Pernikahan juga bisa dimaknai dari berbagai sudut pandang. Ia bisa menjadi ajang pesta, wahana silaturahim, penguat jaringan kekeluargaan, bahkan sarana diplomasi antara dua kerajaan. Di beberapa daerah, pernikahan menjadi kesempatan bisnis. Namun lebih dari itu, ia juga bisa menjadi panggung transformasi keilmuan—perjumpaan tokoh, kerabat, dan kolega, sekaligus menjadi ruang kontemplasi akan nilai-nilai luhur yang membentuk peradaban.
Seperti halnya pernikahan Fajar Sofyan bin Supardi dan Zaytunah binti Abdul Halim, yang digelar pada Sabtu, 14 Juni 2025, di Wisma Tamu Al-Ishlah Al-Zaytun. Prosesi pernikahan yang berlangsung khas dengan gaya Al-Zaytun: sederhana namun sarat makna. Sebuah penanda bahwa keagungan tidak selalu ditampilkan lewat kemewahan, tapi lewat nilai-nilai luhur dan kematangan spiritual.
Simbol Kebangsaan dalam Sebuah Prosesi Sakral
Prosesi dimulai dengan sesuatu yang unik dan monumental: menyanyikan lagu kebangsaan Indonesia Raya dalam tiga stanza. Semua hadirin—keluarga mempelai, tamu undangan, bahkan petugas KUA—larut dalam penghayatan mendalam. Lagu dipimpin oleh Agung Rijoto, WNI keturunan Shanghai sekaligus sahabat Al-Zaytun. Dari bait ke bait, semangat kebangsaan merasuki suasana pernikahan: Seruan Indonesia bersatu, ajakan mendoa agar Indonesia bahagia dan seruan untuk berjanji agar Indonesia abadi”.
Pernikahan pun bergeser dari sekadar seremoni religius menjadi momentum kebangsaan. Nilai-nilai luhur dalam bait lagu Indonesia Raya menyatu dalam prosesi, membangun makna baru bahwa pernikahan juga merupakan bagian dari perjuangan membangun Indonesia yang abadi.
Selanjutnya, dilakukan prosesi serah terima calon pengantin, sebuah tradisi yang berakar dalam budaya Nusantara. Bertindak sebagai wakil pengantin pria adalah Ust. Suwandi, S.H., Guru MA Al-Zaytun, dan dari pihak pengantin wanita adalah Drs. Miftakh Jafar Syubbani, M.Pd., Pakdenya (Ua) Zaytunah sekaligus eksponen YPI Al-Zaytun. Momen ini menjadi ajang perkenalan dua keluarga besar, simbol penyatuan dua garis sejarah, dua harapan, dan dua semesta yang kini menjadi satu.
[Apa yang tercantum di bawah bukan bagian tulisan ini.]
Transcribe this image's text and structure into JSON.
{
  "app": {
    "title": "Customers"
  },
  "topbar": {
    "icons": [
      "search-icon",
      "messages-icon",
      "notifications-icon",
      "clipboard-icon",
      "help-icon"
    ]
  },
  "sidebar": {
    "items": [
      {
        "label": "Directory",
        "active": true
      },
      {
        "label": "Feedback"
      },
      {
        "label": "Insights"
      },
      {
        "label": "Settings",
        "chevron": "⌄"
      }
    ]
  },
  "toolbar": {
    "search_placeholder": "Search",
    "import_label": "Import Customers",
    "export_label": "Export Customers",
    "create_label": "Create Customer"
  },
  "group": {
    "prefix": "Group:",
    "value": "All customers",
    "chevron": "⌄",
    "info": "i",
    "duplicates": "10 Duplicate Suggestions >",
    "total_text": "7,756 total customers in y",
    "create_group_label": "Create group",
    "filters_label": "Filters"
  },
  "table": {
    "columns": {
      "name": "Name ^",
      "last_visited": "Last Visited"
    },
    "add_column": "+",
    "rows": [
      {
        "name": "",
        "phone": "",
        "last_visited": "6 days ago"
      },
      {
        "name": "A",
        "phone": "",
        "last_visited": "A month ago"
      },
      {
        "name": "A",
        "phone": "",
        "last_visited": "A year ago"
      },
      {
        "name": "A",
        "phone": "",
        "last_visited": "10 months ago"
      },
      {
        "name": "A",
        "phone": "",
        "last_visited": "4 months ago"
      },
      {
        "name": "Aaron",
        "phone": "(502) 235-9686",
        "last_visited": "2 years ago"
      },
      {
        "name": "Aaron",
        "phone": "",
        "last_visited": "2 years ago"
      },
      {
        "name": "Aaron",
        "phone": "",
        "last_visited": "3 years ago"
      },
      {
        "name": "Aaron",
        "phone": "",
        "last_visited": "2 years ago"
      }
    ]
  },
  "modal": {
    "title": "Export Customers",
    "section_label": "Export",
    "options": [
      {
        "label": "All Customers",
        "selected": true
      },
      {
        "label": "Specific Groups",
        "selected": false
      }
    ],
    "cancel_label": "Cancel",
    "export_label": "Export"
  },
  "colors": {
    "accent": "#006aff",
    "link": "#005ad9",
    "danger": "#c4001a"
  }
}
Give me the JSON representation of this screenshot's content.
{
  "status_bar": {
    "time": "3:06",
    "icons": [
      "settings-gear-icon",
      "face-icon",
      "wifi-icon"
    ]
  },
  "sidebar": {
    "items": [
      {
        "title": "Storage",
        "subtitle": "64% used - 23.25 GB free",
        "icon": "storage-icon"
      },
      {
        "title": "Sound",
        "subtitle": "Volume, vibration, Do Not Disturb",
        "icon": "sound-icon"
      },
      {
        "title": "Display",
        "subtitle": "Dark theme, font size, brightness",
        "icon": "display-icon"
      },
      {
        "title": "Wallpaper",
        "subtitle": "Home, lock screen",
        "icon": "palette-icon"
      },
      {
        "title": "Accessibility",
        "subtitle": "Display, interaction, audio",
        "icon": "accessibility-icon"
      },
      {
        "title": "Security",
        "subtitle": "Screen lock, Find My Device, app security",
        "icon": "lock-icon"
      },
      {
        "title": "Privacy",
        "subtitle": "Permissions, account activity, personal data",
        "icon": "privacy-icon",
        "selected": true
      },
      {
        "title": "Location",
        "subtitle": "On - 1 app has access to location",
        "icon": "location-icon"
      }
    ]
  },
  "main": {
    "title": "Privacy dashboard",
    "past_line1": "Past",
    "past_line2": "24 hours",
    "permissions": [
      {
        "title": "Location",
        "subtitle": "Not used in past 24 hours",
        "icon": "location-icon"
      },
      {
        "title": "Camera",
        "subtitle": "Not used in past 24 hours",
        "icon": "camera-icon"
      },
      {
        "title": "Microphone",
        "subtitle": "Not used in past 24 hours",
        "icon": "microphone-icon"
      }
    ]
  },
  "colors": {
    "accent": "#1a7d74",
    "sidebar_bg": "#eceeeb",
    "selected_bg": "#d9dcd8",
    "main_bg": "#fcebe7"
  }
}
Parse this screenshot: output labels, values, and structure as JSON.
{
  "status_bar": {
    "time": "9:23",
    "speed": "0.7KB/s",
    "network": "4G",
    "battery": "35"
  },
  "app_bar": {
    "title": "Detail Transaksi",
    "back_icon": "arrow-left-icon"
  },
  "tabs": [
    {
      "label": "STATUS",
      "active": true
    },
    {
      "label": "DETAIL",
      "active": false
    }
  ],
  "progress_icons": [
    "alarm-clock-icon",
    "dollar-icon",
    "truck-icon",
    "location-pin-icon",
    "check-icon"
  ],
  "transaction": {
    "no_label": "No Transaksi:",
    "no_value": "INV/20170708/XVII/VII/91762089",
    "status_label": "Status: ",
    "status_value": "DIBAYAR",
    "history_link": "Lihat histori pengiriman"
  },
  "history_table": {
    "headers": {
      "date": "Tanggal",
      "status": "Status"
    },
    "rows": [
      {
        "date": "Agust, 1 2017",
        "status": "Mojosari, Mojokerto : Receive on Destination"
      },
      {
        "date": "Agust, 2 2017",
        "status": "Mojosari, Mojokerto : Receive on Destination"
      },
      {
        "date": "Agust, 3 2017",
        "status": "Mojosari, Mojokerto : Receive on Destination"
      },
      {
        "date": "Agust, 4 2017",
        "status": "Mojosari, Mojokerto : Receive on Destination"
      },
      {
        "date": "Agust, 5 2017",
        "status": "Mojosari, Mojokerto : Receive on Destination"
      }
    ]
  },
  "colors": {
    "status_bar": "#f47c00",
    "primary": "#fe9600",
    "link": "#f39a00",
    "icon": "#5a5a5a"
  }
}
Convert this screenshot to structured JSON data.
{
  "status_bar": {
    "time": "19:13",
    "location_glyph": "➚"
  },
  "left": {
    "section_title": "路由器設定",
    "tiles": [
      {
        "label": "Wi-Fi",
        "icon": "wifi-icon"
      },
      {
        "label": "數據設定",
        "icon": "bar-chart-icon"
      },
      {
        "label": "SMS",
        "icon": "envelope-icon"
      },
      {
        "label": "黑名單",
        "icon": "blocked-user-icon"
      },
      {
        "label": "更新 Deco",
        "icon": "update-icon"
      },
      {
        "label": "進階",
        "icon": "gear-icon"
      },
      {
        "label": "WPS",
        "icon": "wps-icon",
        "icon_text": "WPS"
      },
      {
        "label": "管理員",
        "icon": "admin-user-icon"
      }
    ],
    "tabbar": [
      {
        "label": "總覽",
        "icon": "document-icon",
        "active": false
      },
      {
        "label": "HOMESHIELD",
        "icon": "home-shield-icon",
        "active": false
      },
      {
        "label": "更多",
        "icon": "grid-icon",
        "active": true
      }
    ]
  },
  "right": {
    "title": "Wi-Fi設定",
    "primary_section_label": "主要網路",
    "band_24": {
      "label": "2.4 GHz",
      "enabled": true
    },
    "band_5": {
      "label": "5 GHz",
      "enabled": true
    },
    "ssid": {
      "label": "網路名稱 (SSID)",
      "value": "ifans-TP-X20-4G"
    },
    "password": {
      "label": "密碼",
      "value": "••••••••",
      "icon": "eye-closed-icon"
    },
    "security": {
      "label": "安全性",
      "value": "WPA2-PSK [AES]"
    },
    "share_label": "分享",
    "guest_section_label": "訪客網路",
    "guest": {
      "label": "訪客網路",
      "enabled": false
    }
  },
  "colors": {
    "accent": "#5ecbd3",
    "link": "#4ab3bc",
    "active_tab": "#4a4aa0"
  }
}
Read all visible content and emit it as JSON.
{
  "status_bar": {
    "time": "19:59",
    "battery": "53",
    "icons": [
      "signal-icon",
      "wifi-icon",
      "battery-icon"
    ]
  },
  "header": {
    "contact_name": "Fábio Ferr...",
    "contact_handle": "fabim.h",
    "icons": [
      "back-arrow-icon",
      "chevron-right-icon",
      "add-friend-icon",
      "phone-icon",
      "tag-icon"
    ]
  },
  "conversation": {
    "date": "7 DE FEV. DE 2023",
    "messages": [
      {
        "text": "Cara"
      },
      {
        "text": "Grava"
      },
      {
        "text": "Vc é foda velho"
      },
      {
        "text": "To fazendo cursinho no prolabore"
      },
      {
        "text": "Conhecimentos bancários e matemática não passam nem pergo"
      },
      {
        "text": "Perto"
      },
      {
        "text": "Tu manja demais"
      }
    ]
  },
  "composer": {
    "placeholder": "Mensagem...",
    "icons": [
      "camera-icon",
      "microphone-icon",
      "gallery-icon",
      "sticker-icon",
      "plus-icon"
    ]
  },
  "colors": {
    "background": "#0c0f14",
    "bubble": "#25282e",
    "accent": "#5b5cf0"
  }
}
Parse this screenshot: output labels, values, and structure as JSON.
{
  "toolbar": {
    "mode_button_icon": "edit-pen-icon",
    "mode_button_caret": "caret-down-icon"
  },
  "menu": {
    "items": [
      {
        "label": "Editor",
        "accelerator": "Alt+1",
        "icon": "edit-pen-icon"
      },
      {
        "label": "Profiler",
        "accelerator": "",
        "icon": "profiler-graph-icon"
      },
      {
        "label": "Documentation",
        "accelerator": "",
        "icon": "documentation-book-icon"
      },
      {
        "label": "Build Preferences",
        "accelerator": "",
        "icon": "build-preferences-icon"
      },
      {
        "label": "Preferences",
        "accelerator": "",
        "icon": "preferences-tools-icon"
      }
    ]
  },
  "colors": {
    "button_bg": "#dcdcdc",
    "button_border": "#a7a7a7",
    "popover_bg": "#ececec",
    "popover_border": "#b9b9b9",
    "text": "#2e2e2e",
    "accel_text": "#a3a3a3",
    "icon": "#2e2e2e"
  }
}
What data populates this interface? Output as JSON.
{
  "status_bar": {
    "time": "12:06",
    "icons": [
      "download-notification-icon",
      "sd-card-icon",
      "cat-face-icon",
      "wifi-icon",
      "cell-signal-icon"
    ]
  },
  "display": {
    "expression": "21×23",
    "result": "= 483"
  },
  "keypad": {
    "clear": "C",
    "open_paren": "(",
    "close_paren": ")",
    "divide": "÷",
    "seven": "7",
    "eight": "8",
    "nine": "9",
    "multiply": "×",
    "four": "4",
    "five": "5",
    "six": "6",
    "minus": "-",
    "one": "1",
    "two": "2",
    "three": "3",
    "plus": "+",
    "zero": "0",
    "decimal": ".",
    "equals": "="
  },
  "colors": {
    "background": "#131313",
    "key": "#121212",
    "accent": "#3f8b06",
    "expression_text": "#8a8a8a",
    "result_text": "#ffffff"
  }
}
Akad, Nasihat, dan Tanda Awal Sebuah Perjalanan
Prosesi utama dimulai dengan pembacaan surat permohonan dari calon pengantin wanita kepada ayahnya sebagai wali. Dilanjutkan dialog antara wali nikah dan calon mempelai pria, yang berisi konfirmasi permohonan anaknya, penjelasan tentang identitas keluarga, hingga rincian mahar. Dengan penuh khidmat, wali mengabulkan permohonan itu dan akad nikah pun dilangsungkan dengan ayah kandung sebagai wali nikah langsung.
Pernikahan ini disaksikan dua saksi terhormat: Datuk Sir Imam Prawoto, KRSS, MBA, CRBC dari pihak perempuan, dan Syafruddin Ahmad, S.H., M.H. dari pihak laki-laki. Setelah akad dinyatakan sah, para pihak menandatangani berkas pernikahan yang dipimpin oleh Kepala KUA H. Kosim, S.Ag., M.Si., dilanjutkan dengan penyerahan buku nikah dan mahar kepada mempelai perempuan.
Satu momen penting dan penuh makna adalah penyampaian nasihat pernikahan oleh Pakle (paman) pengantin perempuan, Drs. Amich Al-Humami, M.Ed., Ph.D. Nasihat itu menjadi titik puncak kontemplasi spiritual tentang makna membangun rumah tangga, menjadi manusia bertanggung jawab, dan mengemban amanah Allah dalam bentuk pasangan hidup.

Dalam tradisi Islam, pernikahan bukan sekadar penyatuan dua insan, tetapi juga merupakan ibadah agung yang menjembatani cinta, iman, dan keturunan. Drs. Amich Al-Humami, M.Ed., Ph.D., dalam nasihat pernikahannya, mengingatkan bahwa menikah adalah sunnah Rasulullah yang sarat berkah. Pernikahan menjadi sarana melanjutkan generasi manusia yang bertakwa dan berilmu, sekaligus menjaga kehormatan diri dari godaan syahwat yang merusak. Menikah bukan menunggu kaya, tetapi tentang kesiapan lahir batin untuk memikul amanah besar. Allah sendiri telah menjamin, bahwa siapa pun yang menikah dengan niat tulus akan diberikan keluasan rezeki.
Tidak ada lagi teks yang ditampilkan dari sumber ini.